Quando a rapariga se calou John e Russ ficaram pensativos.
— Que quis dizer com isso de você ir dizer-lhes o que o seu avô não quis revelar-lhes? — perguntou o rapaz.
A rapariga encolheu os ombros.
— Ignoro-o. Juro-lhe que não faço a menor ideia.
John esfregou o queixo, pensativo.
—De qualquer maneira há uma coisa evidente: Cobb e os seus homens queriam saber alguma coisa que o seu avô sabia, e se o mataram, foi porque ele não o quis revelar. Mas estão convencidos de que você também o sabe. Aqui é que está o perigo porque agora desencadearão todos os ataques contra si.

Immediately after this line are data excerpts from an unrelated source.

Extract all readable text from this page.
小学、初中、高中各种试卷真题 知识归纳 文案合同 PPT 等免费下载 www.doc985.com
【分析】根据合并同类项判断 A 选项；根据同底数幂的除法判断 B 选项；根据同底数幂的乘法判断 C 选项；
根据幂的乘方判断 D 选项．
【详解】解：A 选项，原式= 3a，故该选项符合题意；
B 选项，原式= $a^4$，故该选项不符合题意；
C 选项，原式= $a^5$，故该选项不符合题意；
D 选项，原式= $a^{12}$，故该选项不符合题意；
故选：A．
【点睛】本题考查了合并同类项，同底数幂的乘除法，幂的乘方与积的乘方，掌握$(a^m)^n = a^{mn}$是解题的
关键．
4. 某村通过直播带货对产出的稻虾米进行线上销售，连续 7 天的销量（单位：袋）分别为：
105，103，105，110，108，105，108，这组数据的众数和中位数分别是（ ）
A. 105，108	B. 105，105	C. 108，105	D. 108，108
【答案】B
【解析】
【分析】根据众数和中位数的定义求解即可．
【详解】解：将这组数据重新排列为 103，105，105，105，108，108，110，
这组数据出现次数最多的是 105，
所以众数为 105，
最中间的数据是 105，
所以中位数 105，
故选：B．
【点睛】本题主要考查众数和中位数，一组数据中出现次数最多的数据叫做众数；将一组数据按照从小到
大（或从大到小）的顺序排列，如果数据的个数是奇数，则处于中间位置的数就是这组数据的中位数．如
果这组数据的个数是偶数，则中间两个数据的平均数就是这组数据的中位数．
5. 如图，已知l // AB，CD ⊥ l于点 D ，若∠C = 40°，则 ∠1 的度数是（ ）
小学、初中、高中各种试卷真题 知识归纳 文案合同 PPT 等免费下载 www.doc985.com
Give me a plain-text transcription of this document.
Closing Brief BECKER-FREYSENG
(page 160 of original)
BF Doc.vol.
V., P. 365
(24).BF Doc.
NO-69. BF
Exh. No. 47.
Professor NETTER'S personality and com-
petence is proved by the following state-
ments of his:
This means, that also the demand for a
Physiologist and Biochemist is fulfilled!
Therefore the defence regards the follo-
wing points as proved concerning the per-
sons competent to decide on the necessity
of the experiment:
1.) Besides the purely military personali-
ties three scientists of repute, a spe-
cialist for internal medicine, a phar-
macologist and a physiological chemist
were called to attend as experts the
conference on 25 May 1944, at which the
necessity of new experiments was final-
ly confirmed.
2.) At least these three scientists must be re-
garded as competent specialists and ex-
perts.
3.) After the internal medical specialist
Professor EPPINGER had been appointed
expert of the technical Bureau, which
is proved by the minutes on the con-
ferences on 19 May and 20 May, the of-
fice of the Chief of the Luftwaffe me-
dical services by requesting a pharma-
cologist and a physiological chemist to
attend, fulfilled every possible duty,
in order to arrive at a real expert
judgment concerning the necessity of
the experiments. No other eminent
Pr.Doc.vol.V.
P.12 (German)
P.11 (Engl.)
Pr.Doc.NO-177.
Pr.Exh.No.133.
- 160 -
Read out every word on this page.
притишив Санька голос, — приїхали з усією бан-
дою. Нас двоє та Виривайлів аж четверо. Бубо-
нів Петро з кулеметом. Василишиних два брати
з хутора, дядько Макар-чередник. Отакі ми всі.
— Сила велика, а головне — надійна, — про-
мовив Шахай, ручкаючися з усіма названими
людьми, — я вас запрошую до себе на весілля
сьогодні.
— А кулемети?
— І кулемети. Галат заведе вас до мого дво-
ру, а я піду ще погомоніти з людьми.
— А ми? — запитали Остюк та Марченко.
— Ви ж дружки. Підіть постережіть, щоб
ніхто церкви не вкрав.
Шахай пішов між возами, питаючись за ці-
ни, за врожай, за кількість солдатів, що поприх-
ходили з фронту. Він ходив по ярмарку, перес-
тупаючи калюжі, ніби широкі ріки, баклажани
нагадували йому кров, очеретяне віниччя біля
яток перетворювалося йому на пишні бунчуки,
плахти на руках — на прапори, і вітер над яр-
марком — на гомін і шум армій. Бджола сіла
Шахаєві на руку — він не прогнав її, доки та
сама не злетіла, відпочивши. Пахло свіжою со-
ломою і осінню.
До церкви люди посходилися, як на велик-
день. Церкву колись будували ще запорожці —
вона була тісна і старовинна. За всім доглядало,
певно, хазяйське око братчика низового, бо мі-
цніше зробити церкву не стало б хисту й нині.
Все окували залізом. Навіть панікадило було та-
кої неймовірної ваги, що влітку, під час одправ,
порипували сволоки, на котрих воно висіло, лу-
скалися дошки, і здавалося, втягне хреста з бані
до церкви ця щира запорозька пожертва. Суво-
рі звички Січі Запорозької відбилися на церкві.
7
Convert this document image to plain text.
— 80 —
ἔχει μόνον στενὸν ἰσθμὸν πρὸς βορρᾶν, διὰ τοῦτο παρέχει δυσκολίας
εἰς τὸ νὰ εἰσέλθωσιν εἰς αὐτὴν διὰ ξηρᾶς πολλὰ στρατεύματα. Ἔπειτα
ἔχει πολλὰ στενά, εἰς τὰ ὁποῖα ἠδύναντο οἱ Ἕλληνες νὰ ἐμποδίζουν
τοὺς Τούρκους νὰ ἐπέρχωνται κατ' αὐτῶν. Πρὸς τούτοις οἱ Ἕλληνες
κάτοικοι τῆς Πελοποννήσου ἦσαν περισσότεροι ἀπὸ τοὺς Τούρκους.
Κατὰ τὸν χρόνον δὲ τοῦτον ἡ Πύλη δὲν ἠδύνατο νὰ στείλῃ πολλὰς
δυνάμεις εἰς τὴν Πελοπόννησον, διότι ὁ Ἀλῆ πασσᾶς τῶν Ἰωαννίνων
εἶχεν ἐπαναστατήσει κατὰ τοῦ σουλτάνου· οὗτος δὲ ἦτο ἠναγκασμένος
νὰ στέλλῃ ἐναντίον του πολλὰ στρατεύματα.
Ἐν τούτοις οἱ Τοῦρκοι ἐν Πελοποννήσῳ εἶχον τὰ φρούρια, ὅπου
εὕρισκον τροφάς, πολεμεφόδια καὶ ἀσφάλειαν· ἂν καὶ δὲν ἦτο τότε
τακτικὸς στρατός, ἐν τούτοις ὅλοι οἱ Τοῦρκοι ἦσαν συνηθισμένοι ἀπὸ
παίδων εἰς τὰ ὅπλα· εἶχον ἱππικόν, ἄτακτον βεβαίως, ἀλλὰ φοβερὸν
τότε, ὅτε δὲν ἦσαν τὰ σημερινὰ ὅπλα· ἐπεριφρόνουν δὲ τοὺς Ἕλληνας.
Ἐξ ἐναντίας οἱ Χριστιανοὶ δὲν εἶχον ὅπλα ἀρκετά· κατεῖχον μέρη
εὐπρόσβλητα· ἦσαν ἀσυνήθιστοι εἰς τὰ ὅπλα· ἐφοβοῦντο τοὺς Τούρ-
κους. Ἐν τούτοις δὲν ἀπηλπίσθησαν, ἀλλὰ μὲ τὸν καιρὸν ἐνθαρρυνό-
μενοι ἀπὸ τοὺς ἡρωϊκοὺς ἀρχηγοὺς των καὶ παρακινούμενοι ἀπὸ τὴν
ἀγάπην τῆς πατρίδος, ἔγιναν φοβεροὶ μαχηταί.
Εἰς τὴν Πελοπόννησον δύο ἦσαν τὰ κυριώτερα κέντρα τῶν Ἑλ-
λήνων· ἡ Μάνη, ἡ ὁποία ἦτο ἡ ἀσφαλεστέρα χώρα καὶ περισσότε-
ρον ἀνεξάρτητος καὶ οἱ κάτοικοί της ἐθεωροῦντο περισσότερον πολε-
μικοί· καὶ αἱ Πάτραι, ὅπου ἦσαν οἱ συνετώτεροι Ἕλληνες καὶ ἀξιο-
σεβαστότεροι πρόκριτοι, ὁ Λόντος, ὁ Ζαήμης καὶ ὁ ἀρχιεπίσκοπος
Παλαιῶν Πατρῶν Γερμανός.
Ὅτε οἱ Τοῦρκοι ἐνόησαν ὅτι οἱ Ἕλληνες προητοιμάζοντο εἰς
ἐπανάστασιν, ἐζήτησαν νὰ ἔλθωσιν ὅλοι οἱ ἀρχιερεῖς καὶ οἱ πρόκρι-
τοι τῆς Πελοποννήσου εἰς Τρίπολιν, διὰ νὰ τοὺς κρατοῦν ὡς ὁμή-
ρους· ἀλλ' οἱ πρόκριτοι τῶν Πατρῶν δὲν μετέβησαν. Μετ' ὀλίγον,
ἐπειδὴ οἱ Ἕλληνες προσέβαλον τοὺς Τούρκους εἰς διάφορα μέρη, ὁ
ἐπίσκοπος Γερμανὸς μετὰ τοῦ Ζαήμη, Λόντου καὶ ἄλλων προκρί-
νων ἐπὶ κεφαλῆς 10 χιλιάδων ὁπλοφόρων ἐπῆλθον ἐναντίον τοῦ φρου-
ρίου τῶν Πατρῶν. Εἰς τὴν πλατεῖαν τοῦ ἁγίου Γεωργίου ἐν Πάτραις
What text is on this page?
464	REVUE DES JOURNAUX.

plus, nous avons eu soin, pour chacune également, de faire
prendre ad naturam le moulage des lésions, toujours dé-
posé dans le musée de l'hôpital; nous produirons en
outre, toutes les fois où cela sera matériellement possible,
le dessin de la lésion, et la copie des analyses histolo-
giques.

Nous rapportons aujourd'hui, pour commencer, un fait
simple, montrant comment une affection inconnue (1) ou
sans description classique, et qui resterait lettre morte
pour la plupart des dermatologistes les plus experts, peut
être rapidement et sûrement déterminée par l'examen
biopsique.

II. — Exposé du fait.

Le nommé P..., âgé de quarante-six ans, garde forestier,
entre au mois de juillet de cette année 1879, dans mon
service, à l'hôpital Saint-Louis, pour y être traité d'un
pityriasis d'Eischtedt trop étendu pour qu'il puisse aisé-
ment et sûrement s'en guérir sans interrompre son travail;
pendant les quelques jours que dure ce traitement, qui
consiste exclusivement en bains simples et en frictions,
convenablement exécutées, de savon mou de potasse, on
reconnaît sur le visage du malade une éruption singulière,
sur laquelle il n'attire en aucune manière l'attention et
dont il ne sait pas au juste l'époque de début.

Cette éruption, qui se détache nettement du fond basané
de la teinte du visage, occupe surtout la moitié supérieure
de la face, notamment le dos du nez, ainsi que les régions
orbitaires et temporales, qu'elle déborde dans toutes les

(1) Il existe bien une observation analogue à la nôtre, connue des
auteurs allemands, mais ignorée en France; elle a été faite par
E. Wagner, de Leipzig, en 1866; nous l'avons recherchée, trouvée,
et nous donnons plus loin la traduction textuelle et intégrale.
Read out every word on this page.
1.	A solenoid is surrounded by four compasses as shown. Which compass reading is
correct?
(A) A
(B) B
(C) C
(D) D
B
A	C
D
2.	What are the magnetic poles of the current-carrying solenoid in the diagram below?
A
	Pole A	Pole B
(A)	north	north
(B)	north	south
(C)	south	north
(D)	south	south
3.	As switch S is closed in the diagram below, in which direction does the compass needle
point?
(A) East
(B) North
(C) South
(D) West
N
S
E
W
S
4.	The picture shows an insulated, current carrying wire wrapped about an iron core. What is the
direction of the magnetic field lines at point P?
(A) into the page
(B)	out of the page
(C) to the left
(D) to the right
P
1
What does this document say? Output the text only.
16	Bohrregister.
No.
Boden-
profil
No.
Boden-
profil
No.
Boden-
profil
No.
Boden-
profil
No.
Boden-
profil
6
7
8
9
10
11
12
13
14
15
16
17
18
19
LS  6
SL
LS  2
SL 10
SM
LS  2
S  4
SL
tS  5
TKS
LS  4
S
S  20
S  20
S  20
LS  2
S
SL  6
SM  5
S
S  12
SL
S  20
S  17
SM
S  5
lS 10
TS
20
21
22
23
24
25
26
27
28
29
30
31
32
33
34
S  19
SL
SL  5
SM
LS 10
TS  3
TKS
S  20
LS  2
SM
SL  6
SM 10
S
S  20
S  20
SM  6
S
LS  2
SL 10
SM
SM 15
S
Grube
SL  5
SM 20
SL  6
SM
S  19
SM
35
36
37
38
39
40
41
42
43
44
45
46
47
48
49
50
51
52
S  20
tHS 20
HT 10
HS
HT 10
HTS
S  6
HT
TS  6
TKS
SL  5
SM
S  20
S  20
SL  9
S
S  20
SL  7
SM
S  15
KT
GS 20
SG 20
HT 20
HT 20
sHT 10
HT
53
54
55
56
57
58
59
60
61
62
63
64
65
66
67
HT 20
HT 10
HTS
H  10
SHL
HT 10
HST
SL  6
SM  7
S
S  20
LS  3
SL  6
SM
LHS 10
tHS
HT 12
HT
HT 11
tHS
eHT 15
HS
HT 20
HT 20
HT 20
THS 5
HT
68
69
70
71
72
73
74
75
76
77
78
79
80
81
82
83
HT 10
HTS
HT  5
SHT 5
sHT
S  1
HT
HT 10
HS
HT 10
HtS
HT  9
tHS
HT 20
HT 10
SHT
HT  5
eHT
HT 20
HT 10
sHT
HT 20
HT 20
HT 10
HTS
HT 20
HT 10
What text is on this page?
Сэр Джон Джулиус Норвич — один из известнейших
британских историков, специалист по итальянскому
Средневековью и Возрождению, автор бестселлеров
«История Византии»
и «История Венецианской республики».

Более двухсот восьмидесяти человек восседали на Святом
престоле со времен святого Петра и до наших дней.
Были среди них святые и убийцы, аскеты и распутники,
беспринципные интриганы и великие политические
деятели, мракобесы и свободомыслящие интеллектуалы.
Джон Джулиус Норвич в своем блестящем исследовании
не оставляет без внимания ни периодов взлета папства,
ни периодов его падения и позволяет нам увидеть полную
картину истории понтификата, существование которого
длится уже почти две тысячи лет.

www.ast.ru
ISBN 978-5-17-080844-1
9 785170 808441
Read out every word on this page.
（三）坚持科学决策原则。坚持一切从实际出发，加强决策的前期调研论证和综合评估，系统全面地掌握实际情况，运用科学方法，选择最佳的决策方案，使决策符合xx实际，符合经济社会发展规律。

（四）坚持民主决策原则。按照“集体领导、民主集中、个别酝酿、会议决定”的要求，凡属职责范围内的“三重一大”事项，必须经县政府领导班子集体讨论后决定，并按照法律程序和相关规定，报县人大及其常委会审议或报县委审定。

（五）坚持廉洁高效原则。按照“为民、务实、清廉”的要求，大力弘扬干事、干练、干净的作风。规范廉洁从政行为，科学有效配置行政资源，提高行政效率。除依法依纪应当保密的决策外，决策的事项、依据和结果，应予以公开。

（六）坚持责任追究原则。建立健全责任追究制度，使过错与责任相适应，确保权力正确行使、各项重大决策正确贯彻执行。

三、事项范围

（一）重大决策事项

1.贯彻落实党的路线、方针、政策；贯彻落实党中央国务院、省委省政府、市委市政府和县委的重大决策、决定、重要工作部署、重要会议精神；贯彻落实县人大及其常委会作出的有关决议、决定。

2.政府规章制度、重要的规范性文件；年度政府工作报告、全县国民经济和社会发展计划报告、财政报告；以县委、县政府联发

— Quando rebuscaram a casa é porque procuravam alguma coisa de concreto—interveio Russ.
John olhou-o com exagerada surpresa.
— Bem-dito, amigo, vejo que não és tão parvo como pareces.
Depois, voltando-se para a rapariga:
—Não sabe se o seu avô guardava alguma coisa importante? — perguntou. — Um papel, uma carta, um objeto...
Ela negou.
— Não. Nunca me falou nisso.
Russ pôs-se bruscamente em pé, com os olhos brilhantes.
— Cobb? Dick Cobbl— exclamou. — Claro que este nome me era familiar! Lembro-me agora!
— Quem é? — perguntou John.
—Um pistoleiro muito rápido, um dos tipos que melhor manejam o revólver.
John franziu o sobrolho.
—Nunca tinha ouvido esse nome.
—No Texas, donde tu vens, não é conhecido. Mas no Colorado, podes perguntar por ele a qualquer pessoa. Em Denver, onde o conheci, as pessoas tremiam só de o ver. Vi-o matar um indivíduo em luta cara a cara, e asseguro-te que é um dos homens mais rápidos que conheço.
—Mais do que eu?
Russ fez um gesto de dúvida.
— Não posso ter a certeza. Mas creio que devem ser muito iguais. Ouve, sabes que é verdade tu e ele serem muito parecidos?
John não pareceu ficar muito satisfeito.
— Que mais sabes de Cobb?
—Falatório, sem dúvida. Mas diz-se que cometeu vários assaltos e roubos. Em diversas ocasiões formou bandos e assaltou diligências e Bancos; depois, quando as coisas se tornaram feias, dissolveu o bando e fugiu para outro território.
John olhou-o com suspeita.
—E tu não serias um dos homens do seu bando?
Russ ergueu-se, muito ofendido.
—Nunca. Posso ser um bêbado e um indesejável, mas nunca me apoderei do que não é meu.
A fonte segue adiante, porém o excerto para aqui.